時間と空間の概念が消えたここでは、それがまるで今目の前で起こる現実のように見えた。過ぎた日々とこれから来るべきだった日々が混ざり合い、光にそれぞれの色を付ける。
俺にとって、見ていて辛かったのは後者であった。
俺はこうして世界の外にいる。俺がもう、この光景を見ることは出来ないだろうと思うと、もう弱って壊れそうな何かがピクリと動いたような気がした。
そして消えていっているのは、全てその過ごすべき日々の光景であることに気がつく。
観測する者がおらず、確定することのなかった未来が消えて行っているのだ。
こうして時間を越えたところで、俺はやはり向こう側を見ることは出来ないのである。
そう思うと、俺の中にないと思っていたこうかいや、せきりょうや、あいせきやひたんやどうこくや――――
あれれ。
こうかいってなんだっけ。あいせきとは、せきりょうとは何ぞや? 食い物か?
まあいいや。どうせ忘れてしまったものなのだ。それなら無理に思い出さなくたっていい。っていうか、せきりょうやらあいせきって、昔の俺は難しい言葉を知ってたんだな。
さあさ、長く悩むのももうおしまいだ。
今までの物語が正しかったか否か、今の俺が昔の俺を答え合わせしてやろう。
この輝きに見合うだけの価値が、意味が、俺の歩む道に合ったかを見定めてやろう。
一本の映画を見るような気持ちでワクワクしながら、俺は記憶の光に身をうずめた。
◆
ある日、俺は一枚の古ぼけたフロッピーディスクを見つけた。
「お母さん、これなにー!?」
「え、そりゃ……フロッピーディスクじゃないのかい?」
そんなことを話していたのは、日が少し下り始めた昼下がり。オレンジに色を変え始めた斜光が、少しずつ顔を焼き始める頃である。
俺とお母さんは夏休みということもあり、一日掛けての大掃除中。男手の少ない我が家では、小さな一戸建てを掃除するにも時間がかかってしまうのだ。
男手が少ないというのも、父親はこの場にいない。単身赴任とかでなく、過去に行方不明事件の被害者となっていた。この場、というよりこの世でも間違いないかもしれない。
その過去に類を見ない証拠の少なさから、時効まで捜査は続いたもののほとんど打ち切り状態。初めこそ母親も泣いていたらしいが、時効の頃にはもう諦めもついていたとか。
俺も俺で、今となっては父親の顔をほとんど覚えていない。
ただ、とてもかっこいい、自慢の父親だったことは覚えていた。帰ってくるのを待ちながら、大人になったら、その父さんがどこかにいるという証拠だけでも探しに行きたい、とは思っていた。
俺、伊坂勇輝はそんな小学五年生であった。
「……んー。俺―、フロッピーディスクなんて初めて見た」
「だろうね。アンタが生まれる頃でもう、CDに変わりつつあったからねえ」
俺とお母さんで埃をかぶった一枚のフロッピーディスク、それの入った箱を指差して言う。

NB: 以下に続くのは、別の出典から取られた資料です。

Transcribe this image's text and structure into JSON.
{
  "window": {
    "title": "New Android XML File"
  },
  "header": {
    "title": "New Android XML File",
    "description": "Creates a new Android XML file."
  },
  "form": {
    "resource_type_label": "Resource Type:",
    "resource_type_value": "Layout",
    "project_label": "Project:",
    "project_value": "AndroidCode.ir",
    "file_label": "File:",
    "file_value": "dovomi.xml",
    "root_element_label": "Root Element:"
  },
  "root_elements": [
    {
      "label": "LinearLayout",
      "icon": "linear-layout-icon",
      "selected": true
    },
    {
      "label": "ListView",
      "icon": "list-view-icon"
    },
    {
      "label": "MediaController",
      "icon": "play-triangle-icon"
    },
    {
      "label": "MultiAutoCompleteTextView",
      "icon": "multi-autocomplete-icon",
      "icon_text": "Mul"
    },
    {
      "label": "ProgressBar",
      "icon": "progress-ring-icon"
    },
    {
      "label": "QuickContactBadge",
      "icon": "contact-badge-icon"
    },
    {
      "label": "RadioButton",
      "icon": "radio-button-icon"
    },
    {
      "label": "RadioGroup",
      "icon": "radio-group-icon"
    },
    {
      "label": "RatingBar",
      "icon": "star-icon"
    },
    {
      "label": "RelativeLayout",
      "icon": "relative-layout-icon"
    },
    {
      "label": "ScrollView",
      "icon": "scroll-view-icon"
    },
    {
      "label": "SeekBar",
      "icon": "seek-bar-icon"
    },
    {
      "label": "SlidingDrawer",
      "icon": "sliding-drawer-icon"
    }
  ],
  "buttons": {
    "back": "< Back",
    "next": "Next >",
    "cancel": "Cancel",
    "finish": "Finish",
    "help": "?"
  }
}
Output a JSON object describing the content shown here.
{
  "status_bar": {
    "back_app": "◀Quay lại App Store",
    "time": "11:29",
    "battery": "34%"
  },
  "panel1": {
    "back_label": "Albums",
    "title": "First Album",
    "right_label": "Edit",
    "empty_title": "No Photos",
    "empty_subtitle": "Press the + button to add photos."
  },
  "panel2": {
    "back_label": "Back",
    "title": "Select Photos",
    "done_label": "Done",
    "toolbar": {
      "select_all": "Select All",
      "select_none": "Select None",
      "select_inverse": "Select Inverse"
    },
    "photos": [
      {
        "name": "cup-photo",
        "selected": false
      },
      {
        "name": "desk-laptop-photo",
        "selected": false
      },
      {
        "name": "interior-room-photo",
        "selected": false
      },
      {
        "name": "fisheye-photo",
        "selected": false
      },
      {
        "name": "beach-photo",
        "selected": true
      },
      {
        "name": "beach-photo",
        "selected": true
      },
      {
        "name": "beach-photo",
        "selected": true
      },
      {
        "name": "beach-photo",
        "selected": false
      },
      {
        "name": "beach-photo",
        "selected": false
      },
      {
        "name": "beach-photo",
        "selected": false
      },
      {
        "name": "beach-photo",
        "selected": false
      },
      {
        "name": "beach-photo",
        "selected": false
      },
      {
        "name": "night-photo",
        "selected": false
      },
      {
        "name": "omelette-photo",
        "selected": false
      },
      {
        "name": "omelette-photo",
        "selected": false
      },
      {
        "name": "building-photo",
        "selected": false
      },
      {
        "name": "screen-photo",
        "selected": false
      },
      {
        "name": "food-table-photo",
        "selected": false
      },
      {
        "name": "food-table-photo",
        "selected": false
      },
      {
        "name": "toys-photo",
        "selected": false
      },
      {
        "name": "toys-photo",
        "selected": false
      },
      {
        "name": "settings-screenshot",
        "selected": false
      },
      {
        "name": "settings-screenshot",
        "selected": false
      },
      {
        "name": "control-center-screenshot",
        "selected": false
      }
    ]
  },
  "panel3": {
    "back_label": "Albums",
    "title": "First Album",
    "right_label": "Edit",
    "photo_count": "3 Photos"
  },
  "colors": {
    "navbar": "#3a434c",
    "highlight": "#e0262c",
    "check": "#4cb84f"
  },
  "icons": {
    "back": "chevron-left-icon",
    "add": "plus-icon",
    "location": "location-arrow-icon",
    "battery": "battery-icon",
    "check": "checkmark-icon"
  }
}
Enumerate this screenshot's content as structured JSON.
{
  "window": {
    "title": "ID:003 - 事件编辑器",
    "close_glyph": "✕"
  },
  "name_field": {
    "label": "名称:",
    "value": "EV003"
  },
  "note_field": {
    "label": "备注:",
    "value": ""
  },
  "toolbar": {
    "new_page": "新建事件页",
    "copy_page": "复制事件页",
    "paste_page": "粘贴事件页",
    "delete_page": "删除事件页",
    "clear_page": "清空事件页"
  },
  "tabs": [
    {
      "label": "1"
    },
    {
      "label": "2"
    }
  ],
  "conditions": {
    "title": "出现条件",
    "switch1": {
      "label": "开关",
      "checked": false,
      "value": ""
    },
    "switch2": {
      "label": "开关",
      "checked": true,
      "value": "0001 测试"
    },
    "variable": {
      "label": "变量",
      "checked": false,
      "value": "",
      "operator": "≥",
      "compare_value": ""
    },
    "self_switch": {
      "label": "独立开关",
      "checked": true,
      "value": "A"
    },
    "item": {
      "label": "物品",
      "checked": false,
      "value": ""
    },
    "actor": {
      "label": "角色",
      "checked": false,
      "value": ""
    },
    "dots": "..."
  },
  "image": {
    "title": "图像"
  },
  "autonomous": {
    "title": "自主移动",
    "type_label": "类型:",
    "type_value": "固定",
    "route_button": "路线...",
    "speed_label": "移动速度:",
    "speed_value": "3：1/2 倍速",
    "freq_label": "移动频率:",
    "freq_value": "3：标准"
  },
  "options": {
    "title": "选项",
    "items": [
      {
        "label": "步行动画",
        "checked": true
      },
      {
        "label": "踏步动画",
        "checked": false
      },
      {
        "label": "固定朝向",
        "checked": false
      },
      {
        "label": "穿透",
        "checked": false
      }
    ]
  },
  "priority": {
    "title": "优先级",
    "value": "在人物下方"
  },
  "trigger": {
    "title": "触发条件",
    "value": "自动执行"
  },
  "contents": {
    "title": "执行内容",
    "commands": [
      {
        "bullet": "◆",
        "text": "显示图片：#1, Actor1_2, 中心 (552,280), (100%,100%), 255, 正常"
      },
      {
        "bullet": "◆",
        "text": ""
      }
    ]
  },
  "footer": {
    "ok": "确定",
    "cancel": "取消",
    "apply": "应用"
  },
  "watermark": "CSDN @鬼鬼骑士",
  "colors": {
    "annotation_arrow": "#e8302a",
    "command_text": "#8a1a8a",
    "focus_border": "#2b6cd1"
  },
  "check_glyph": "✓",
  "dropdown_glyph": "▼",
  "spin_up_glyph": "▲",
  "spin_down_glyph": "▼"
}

今やCDどころか電子媒体すらメジャーになりつつあるこの世界で、フロッピーディスクは化石になりつつある存在だと思っていた。
書き込むことができる部分には何も書いておらず白紙。黄緑の本体部分の色は薄れ、また汚れて変に滲み、見るからに劣化している様子だった。端子の部分も埃まみれに見える。
あれでは、まるで使い物にならないんじゃないか。そういう方面にはまるで明るくない俺だけど、それくらいは見た目で分かる気がした。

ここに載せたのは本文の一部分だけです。